1.
Are there any alternatives for transfusion of AB plasma as universal donor in an emergency release setting?
Balvers K, Saleh S, Zeerleder SS, Klinkspoor JH, Goslings JC, Juffermans NP
Transfusion. 2016;56((6):):1469-74
Abstract
BACKGROUND AB plasma is used as the universal donor plasma product in patients requiring massive transfusion. However, currently it is a recommended policy to transfuse plasma derived from male donors only as transfusion of plasma from HLA antibody-positive female donors is associated with an increased risk for transfusion-related acute lung injury. As a result, due to high demands, supplies of blood banks may run out of AB plasma, calling for alternatives. Therefore, the aim of this review was to investigate alternatives for emergency release of AB plasma as the universal donor. STUDY DESIGN AND METHODS A systematic search was conducted in Embase and PubMed. Studies on adult patients, who were transfused with at least 1 unit of plasma, investigating the incidence of transfusion-related complications or mortality in patients transfused with ABO-identical, ABO-compatible, or ABO-incompatible plasma were eligible for inclusion. The primary outcomes were the incidence of transfusion-related complications and mortality. RESULTS In total six studies were included. Transfusion of ABO-compatible plasma was associated with an increased incidence of lung injury and mortality (odds ratio, 1.10; 95% confidence interval, 1.04-1.15; p = 0.0003) compared to transfusion of ABO-identical plasma. No significant differences were observed regarding transfusion-related complications and mortality between patients transfused with ABO-compatible or ABO-incompatible plasma. DISCUSSION Studies are insufficient to formulate advice about alternatives for transfusion of AB plasma as universal donor plasma in the emergency setting due to the small number of studies. The results of this review underline the need for further research.
2.
Risk factors for trauma-induced coagulopathy and transfusion-associated multiple organ failure in severely injured trauma patients
Balvers K, Wirtz MR, van Dieren S, Goslings JC, Juffermans NP
Frontiers in Medicine. 2015;2:24
Abstract
BACKGROUND Both trauma-induced coagulopathy (TIC) and transfusion strategies influence early outcome in hemorrhagic trauma patients.
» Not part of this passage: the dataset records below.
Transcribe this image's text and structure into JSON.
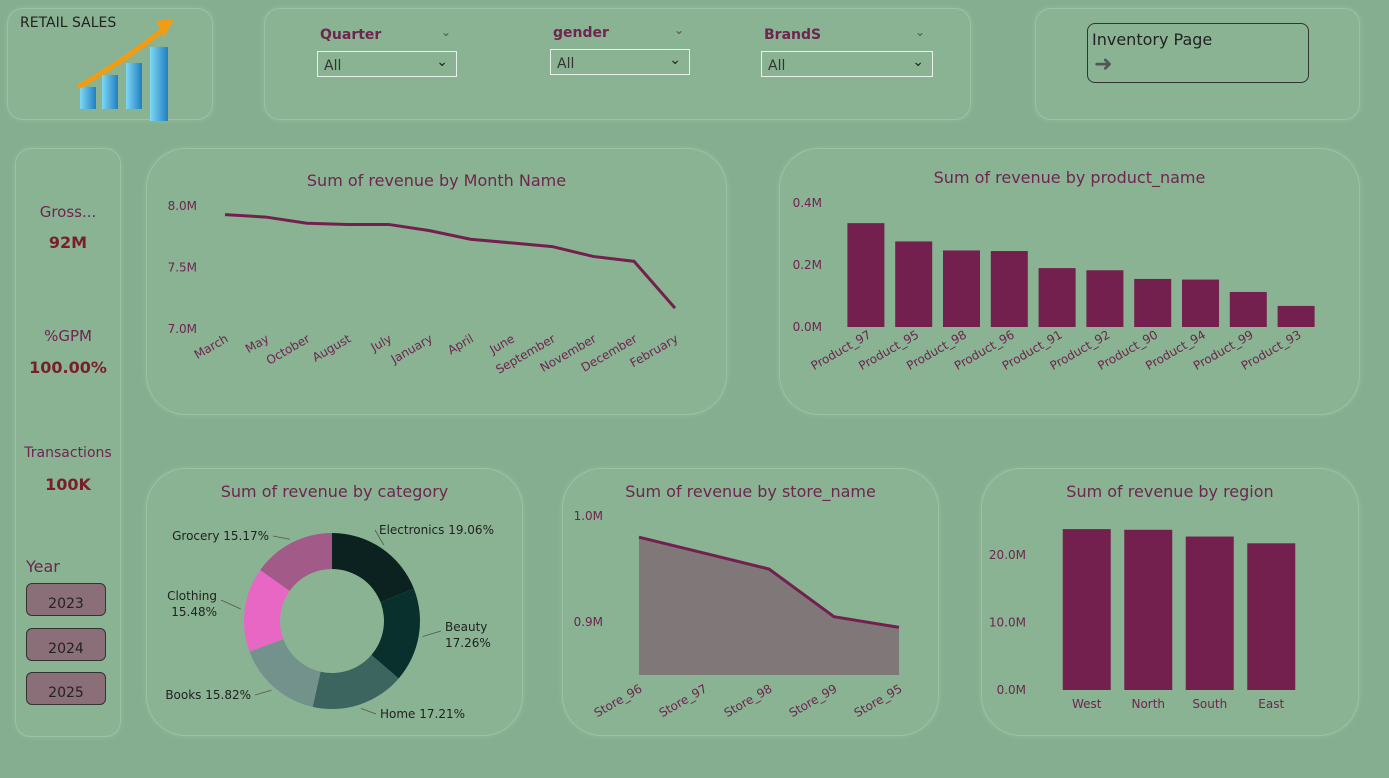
{
  "logo": {
    "title": "RETAIL SALES"
  },
  "filters": [
    {
      "label": "Quarter",
      "value": "All"
    },
    {
      "label": "gender",
      "value": "All"
    },
    {
      "label": "BrandS",
      "value": "All"
    }
  ],
  "nav": {
    "inventory_label": "Inventory Page"
  },
  "kpis": [
    {
      "label": "Gross...",
      "value": "92M"
    },
    {
      "label": "%GPM",
      "value": "100.00%"
    },
    {
      "label": "Transactions",
      "value": "100K"
    }
  ],
  "year_slicer": {
    "label": "Year",
    "options": [
      "2023",
      "2024",
      "2025"
    ]
  },
  "colors": {
    "accent": "#74204f",
    "bg": "#85ad8f",
    "card": "#89b392",
    "area": "#7f7778"
  },
  "chart_data": [
    {
      "id": "month",
      "type": "line",
      "title": "Sum of revenue by Month Name",
      "categories": [
        "March",
        "May",
        "October",
        "August",
        "July",
        "January",
        "April",
        "June",
        "September",
        "November",
        "December",
        "February"
      ],
      "values": [
        7.93,
        7.91,
        7.86,
        7.85,
        7.85,
        7.8,
        7.73,
        7.7,
        7.67,
        7.59,
        7.55,
        7.17
      ],
      "yticks": [
        "8.0M",
        "7.5M",
        "7.0M"
      ],
      "ylim": [
        7.0,
        8.0
      ]
    },
    {
      "id": "product",
      "type": "bar",
      "title": "Sum of revenue by product_name",
      "categories": [
        "Product_97",
        "Product_95",
        "Product_98",
        "Product_96",
        "Product_91",
        "Product_92",
        "Product_90",
        "Product_94",
        "Product_99",
        "Product_93"
      ],
      "values": [
        0.335,
        0.276,
        0.247,
        0.245,
        0.19,
        0.183,
        0.155,
        0.153,
        0.113,
        0.068
      ],
      "yticks": [
        "0.4M",
        "0.2M",
        "0.0M"
      ],
      "ylim": [
        0,
        0.4
      ]
    },
    {
      "id": "category",
      "type": "pie",
      "title": "Sum of revenue by category",
      "slices": [
        {
          "name": "Electronics",
          "pct": 19.06,
          "label": "Electronics 19.06%",
          "color": "#0b2220"
        },
        {
          "name": "Beauty",
          "pct": 17.26,
          "label": "Beauty 17.26%",
          "color": "#0a302d"
        },
        {
          "name": "Home",
          "pct": 17.21,
          "label": "Home 17.21%",
          "color": "#3c655f"
        },
        {
          "name": "Books",
          "pct": 15.82,
          "label": "Books 15.82%",
          "color": "#73928c"
        },
        {
          "name": "Clothing",
          "pct": 15.48,
          "label": "Clothing 15.48%",
          "color": "#e866c4"
        },
        {
          "name": "Grocery",
          "pct": 15.17,
          "label": "Grocery 15.17%",
          "color": "#a25a89"
        }
      ]
    },
    {
      "id": "store",
      "type": "area",
      "title": "Sum of revenue by store_name",
      "categories": [
        "Store_96",
        "Store_97",
        "Store_98",
        "Store_99",
        "Store_95"
      ],
      "values": [
        0.98,
        0.965,
        0.95,
        0.905,
        0.895
      ],
      "yticks": [
        "1.0M",
        "0.9M"
      ],
      "ylim": [
        0.85,
        1.0
      ]
    },
    {
      "id": "region",
      "type": "bar",
      "title": "Sum of revenue by region",
      "categories": [
        "West",
        "North",
        "South",
        "East"
      ],
      "values": [
        23.8,
        23.7,
        22.7,
        21.7
      ],
      "yticks": [
        "20.0M",
        "10.0M",
        "0.0M"
      ],
      "ylim": [
        0,
        25
      ]
    }
  ]
}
Their impact on late outcome is less well characterized. This study systematically reviews risk factors for TIC- and transfusion-associated multiple organ failure (MOF) in severely injured trauma patients. MATERIALS AND METHODS A systematic search was conducted in PubMed and Embase. Studies published from 1986 to 2013 on adult trauma patients with an injury severity score >16, investigating TIC or transfusion strategies with MOF as primary or secondary outcome, were eligible for inclusion. Results of the included studies were evaluated with meta-analyses of pooled data. RESULTS In total, 50 studies were included with a total sample size of 63,586 patients. Due to heterogeneity of the study populations and outcome measures, results from 7 studies allowed for pooling of data. Risk factors for TIC-associated MOF were hypocoagulopathy, hemorrhagic shock, activated protein C, increased histone levels, and increased levels of markers of fibrinolysis on admission. After at least 24h after admission, the occurrence of thromboembolic events was associated with MOF. Risk factors for transfusion-associated MOF were the administration of fluids and red blood cell units within 24h post-injury, the age of red blood cells (>14days) and a ratio of FFP:RBC>1:1 (OR 1.11, 95% CI 1.04-1.19). CONCLUSION Risk factors for TIC-associated MOF in severely injured trauma patients are early hypocoagulopathy and hemorrhagic shock, while a hypercoagulable state with the occurrence of thromboembolic events later in the course of trauma predisposes to MOF. Risk factors for transfusion-associated MOF include administration of crystalloids and red blood cells and a prolonged storage time of red blood cells. Future prospective studies investigating TIC- and transfusion-associated risk factors on late outcome are required.